Perkembangan terahir terkait kadafy adalah sejalan dengan perkembangan kepentingan semua pihak. Fakta terahir dari rezim khadafi adalah apa yang terjadi Misrata, Selasa(29/3). Militer dan milisi loyalis Moammar Khadafy tanpa pandang bulu menyapu semua kekuatan oposisi Libya, Kota dipenuhi tank, kendaraan lapis baja, dan ratusan loyalis berpatroli keliling kota. Sempat terjadi pertempuran sengit. Suara ledakan dan tembakan terdengar di beberapa sudut kota. Tentara dan milisi loyalis Khadafy memanfaatkan peluang saat aliansi Pakta Pertahanan Atlantik Utara (NATO) memutuskan untuk menunda aksi militer selama 24 jam hingga Kamis(31/3) pukul 07.00. NATO menunggu hasil pertemuan pemimpin dunia di London, Selasa (29/3).
Keinginan koalisi terlihat dari apa yang mereka rencanakan di London. Para pemimpin negara Barat dan Arab mulai membahas penyelesaian krisis Libya, Selasa (29/3) di London. Sebelum pertemuan itu, muncul pendapat di kalangan pejabat Barat dan oposisi Libya yang menginginkan Moammar Khadafy diasingkan atau diadili sebagai penjahat. Lihat juga www.wilayahperbatasan.com.
Harian The Guardian melaporkan, rencana menawarkan rute pengasingan bagi Khadafy akan menjadi pertimbangan utama dalam pertemuan tingkat tinggi yang diikuti menteri luar negeri dari 35 negara, Liga Arab, dan Uni Afrika sehingga total sekitar 40 negara. Selain itu, juga hadir Sekretaris Jenderal PBB Ban Ki-moon dan Menlu AS Hillary Clinton.

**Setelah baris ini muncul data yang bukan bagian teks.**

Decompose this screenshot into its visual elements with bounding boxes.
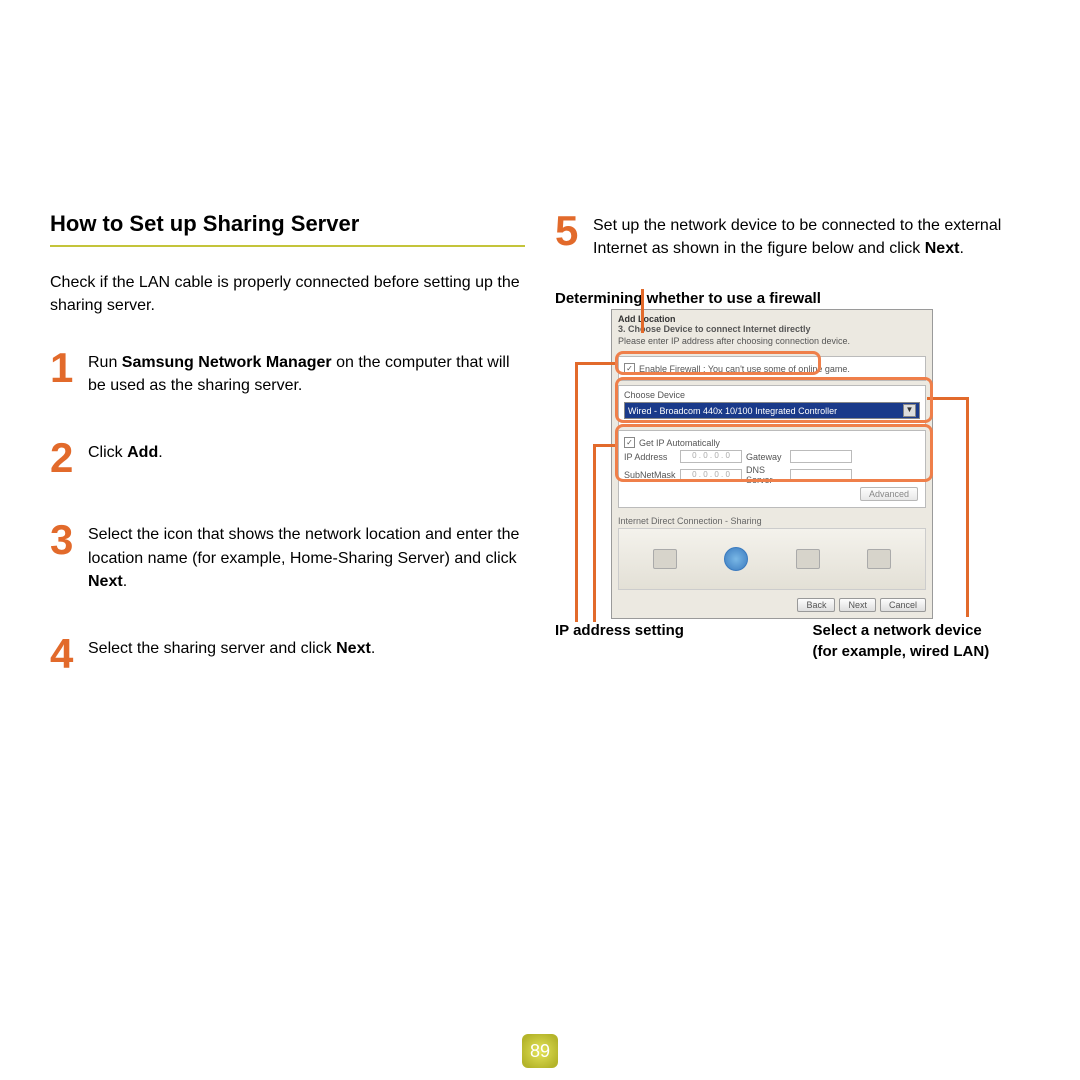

Pertemuan juga dihadiri Sekretaris Jenderal Pakta Pertahanan Atlantik Utara (NATO) Anders Fogh Rasmussen. Tujuan pertemuan London adalah mengakhiri krisis Libya dengan gencatan senjata segera. Pertemuan London diharapkan membantu transisi politik Libya. Entah apakah Khadafy akan diasingkan atau diadili juga akan diputuskan dalam pertemuan tersebut.
Dua opsi itu muncul dari para pejabat Barat dan oposisi Libya di Benghazi, Libya timur. Menteri Luar Negeri (Menlu) Inggris William Haque selaku tuan rumah pertemuan, dan menyerukan agar Khadafy diseret ke Pengadilan Kriminal Internasional. Ia tidak setuju jika tiran dari Libya itu diasingkan.
Para pimpinan Koalisi berembuk untuk memetakan masa depan Libya. Pertemuan juga akan membahas tawaran jalan keluar yang aman bagi Khadafy meninggalkan negerinya.
Ketua Dewan Nasional Transisi Sementara (PTNC) Libya Mustafa Abdel Jalil menginginkan Khadafy diadili sebagai penjahat. Kepada stasiun televisi France 2 di Benghazi, ia mengatakan, Khadafy harus diadili setelah oposisi menang. ”Setelah menang, kami akan mengadili Khadafy di Libya atas kejahatan yang dia lakukan,” ujar Mustafa.”Dia (Khadafy) harus diadili karena kejahatannya terhadap rakyat Libya,” kata juru bicara oposisi, Shamsiddin Abdulmolah. ”Ini harga mati,” ucapnya.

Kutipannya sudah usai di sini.